Hyperhomocyst(e)inemia is a metabolic derangement that is linked to the distribution of folate pools, which provide one‐carbon units for biosynthesis of purines and thymidylate and for remethylation of homocysteine to form methionine. In humans, methionine synthase deficiency results in the accumulation of methyltetrahydrofolate at the expense of folate derivatives required for purine and thymidylate biosynthesis. Methionine synthase reductase (MSR) is absolutely required for methionine synthase activity in vivo. MSR is a dual flavoprotein, containing one mol of FAD and one mol of FMN per mol of enzyme. While free FMN is highly fluorescent, enzyme‐bound FMN fluorescence is quenched. Flavin mononucleotide (FMN) binding in MSR is weak compared to other dual flavin‐containing enzymes (K d = ~85 μM; 0 mM P i ), especially in the presence of phosphate (K d = ~450 μM; 50 mM P i ) at constant ionic strength. Release of FMN from MSR is associated with loss of enzyme activity, as determined by cytochrome c reductase assay, while FMN‐reconstituted enzyme regains all activity.
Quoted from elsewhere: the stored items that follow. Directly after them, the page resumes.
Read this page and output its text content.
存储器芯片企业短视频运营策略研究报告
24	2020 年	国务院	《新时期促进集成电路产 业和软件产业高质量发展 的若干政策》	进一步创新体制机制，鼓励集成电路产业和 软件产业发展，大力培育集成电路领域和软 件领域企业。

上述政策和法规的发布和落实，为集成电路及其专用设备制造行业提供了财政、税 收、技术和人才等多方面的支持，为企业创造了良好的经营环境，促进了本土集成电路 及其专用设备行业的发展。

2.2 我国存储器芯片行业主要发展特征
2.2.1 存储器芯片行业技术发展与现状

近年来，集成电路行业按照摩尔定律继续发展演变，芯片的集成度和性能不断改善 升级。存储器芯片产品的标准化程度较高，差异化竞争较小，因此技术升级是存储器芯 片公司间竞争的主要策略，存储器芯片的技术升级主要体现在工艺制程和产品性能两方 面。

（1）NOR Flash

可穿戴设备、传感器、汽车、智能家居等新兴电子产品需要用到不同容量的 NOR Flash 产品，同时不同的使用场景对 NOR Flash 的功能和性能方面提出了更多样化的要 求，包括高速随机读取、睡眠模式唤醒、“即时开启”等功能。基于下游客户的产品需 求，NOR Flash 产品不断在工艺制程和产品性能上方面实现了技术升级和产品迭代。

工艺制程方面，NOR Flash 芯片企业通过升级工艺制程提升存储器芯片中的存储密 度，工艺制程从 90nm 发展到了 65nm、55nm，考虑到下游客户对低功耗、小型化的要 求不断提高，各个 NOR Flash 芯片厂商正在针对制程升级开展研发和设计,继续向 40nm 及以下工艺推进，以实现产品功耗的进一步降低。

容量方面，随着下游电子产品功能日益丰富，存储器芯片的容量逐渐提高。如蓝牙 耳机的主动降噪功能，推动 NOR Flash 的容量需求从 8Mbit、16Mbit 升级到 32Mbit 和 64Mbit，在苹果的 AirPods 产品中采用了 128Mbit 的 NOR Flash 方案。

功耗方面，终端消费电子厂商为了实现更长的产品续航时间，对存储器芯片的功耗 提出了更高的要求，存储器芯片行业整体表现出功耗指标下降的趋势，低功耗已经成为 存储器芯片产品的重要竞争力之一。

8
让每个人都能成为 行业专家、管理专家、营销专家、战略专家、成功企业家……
We found that the presence of 50 mM phosphate increased the overall loss of reductase activity upon dilution by ~50% and decreased the rate of rebinding of FMN ~5‐fold compared to phosphate free buffer. These findings point to a mechanism by which MSR may be inactivated under conditions that limit the availability of FMN in vivo in a phosphate sensitive manner.